Data Integrity and Security

Blockchain is considered by most observers as a key component in providing data integrity and security in a decentralized Web 3.0.

  • Immutable: Blocks are immutable. Once data is written and verified it cannot be erased or replaced. Data tampering is exceedingly difficult in the network by a rogue administrator or third-party hacks. No system is unhackable but Blockchain raises the bar on security—more on Blockchain vulnerabilities.
  • Transparent: Blockchain relies on transparency in lieu of regulation. All transactions regarding the underlying asset of a token on the Blockchain would be 100% transparent for any participant to view and won’t require a forensic accountant to understand.
  • Traceability: An audit trail for all transactions, right back to the point of origin. This can be applied to investment vehicles, products in supply chains, or content.
  • Resilient: Edge Computing and the Blockchain distributed ledger together make for a much more difficult to disrupt network than a network dependent on centralized data centers.

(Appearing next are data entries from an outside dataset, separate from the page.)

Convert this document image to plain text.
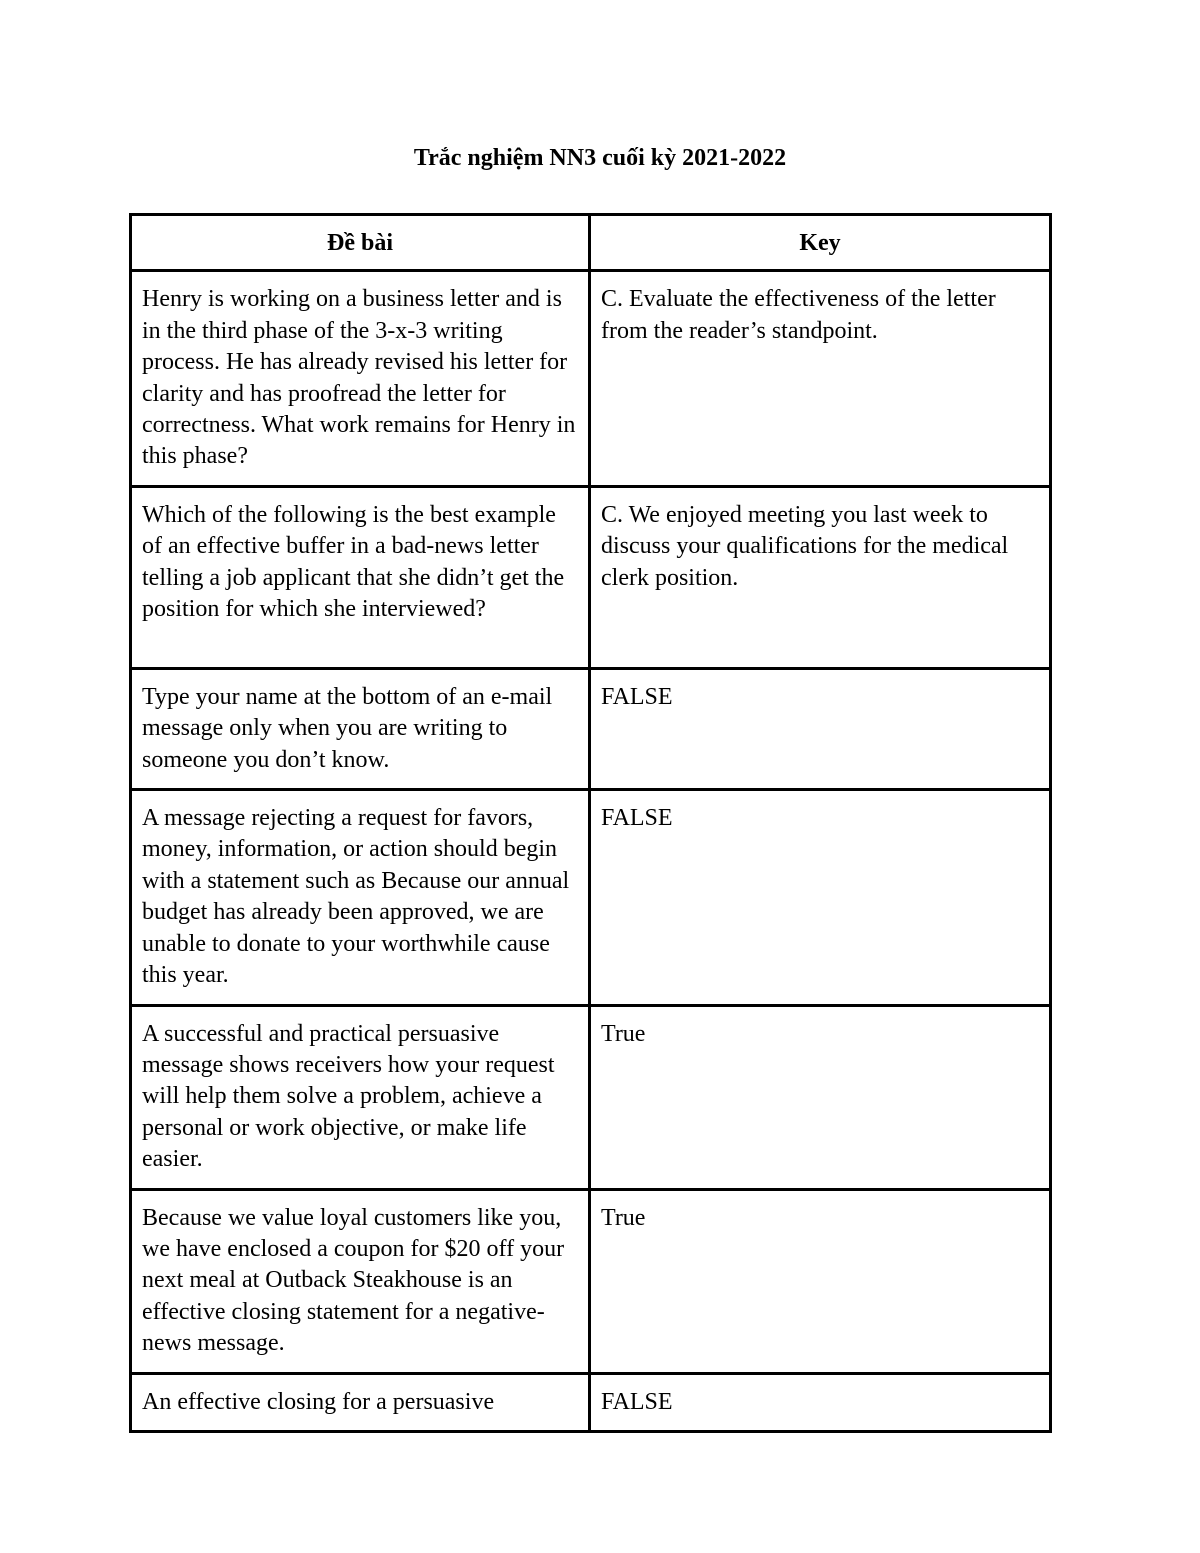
Trắc nghiệm NN3 cuối kỳ 2021-2022
Đề bài	Key
Henry is working on a business letter and is in the third phase of the 3-x-3 writing process. He has already revised his letter for clarity and has proofread the letter for correctness. What work remains for Henry in this phase?	C. Evaluate the effectiveness of the letter from the reader’s standpoint.
Which of the following is the best example of an effective buffer in a bad-news letter telling a job applicant that she didn’t get the position for which she interviewed?	C. We enjoyed meeting you last week to discuss your qualifications for the medical clerk position.
Type your name at the bottom of an e-mail message only when you are writing to someone you don’t know.	FALSE
A message rejecting a request for favors, money, information, or action should begin with a statement such as Because our annual budget has already been approved, we are unable to donate to your worthwhile cause this year.	FALSE
A successful and practical persuasive message shows receivers how your request will help them solve a problem, achieve a personal or work objective, or make life easier.	True
Because we value loyal customers like you, we have enclosed a coupon for $20 off your next meal at Outback Steakhouse is an effective closing statement for a negative-news message.	True
An effective closing for a persuasive	FALSE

Cooked books, insider trading, dangerous faulty products in the supply chain. Many of these abuses that regulators attempt to police are only possible because of a lack of immutability, transparency, and traceability. Transparency, immutability, and traceability are powerful incentives for good behavior and can have huge benefits for investors, consumers, and businesses and save $Billions.

Privacy

The promise of users owning and controlling their own data will enable user-controlled levels of privacy, which is an option not available for users of Web 2.0. In applications where Blockchain is employed, Blockchain’s immutability and transparency would seem to be at odds with privacy but there are ways to design Blockchain systems that comply with privacy standards like GDPR. Especially if users are the ones owning their data and are sharing it via smart contracts for specific uses that they control.

Tim Berners-Lee, who brought us the World Wide Web and the concept of the Semantic Web has a new project addressing data privacy, ownership, and security. Solid is a specification that lets people store their data securely in decentralized data stores called Pods. Pods are like secure personal web servers for data. When data is stored in someone's Pod, they control which people and applications can access it. Solid does not use Blockchain but it can interact with and use blockchain initiatives. Solid technology is seeing some traction. The Government of Flanders announced that it is working on giving every citizen a Solid Pod.

Web 3.0 technologies have the potential to enable users to have both privacy and personalization. That would mean users no longer have to trade privacy for personalization. Good news for users, potentially bad news for companies whose business model depends on selling users’ data.

Prepare for Historic Levels of Disruption

It’s not hard to find posts gushing over the imminent digital utopia that Web 3.0 will usher in. A democratic, decentralized web where the power is in the hands of the users. Certainly, there is the potential for unprecedented benefits for users. Businesses that can adapt to the new paradigm and take advantage of the new opportunities will also see huge benefits.

However, just a cursory reading of history or even a look back at Web 2.0 will tell you that with disruptive change comes unknowable, unforeseeable, and unintended consequences. The bigger the disruption, the bigger the consequences. It’s impossible to predict what the full impact of Web 3.0 will be. But it has the potential to cause major disruptions to our financial, commercial, social, and political systems. That’s a very complex ecosystem. When you start moving the puzzle pieces around it’s impossible to say what the knock-on effects — good or bad — will be. Think back at how Web 2.0 completely transformed our world — social media, mobile apps, cloud computing, machine learning, and big data — and now imagine exponentially bigger change at a much faster pace.

The pandemic proved that businesses could be incredibly agile and could affect dramatic change virtually overnight. Those skills will be critical as we transition to Web 3.0. You should prepare for the trends that can be reasonably anticipated but you must also prepare to be able to respond rapidly to large changes that can not be predicted.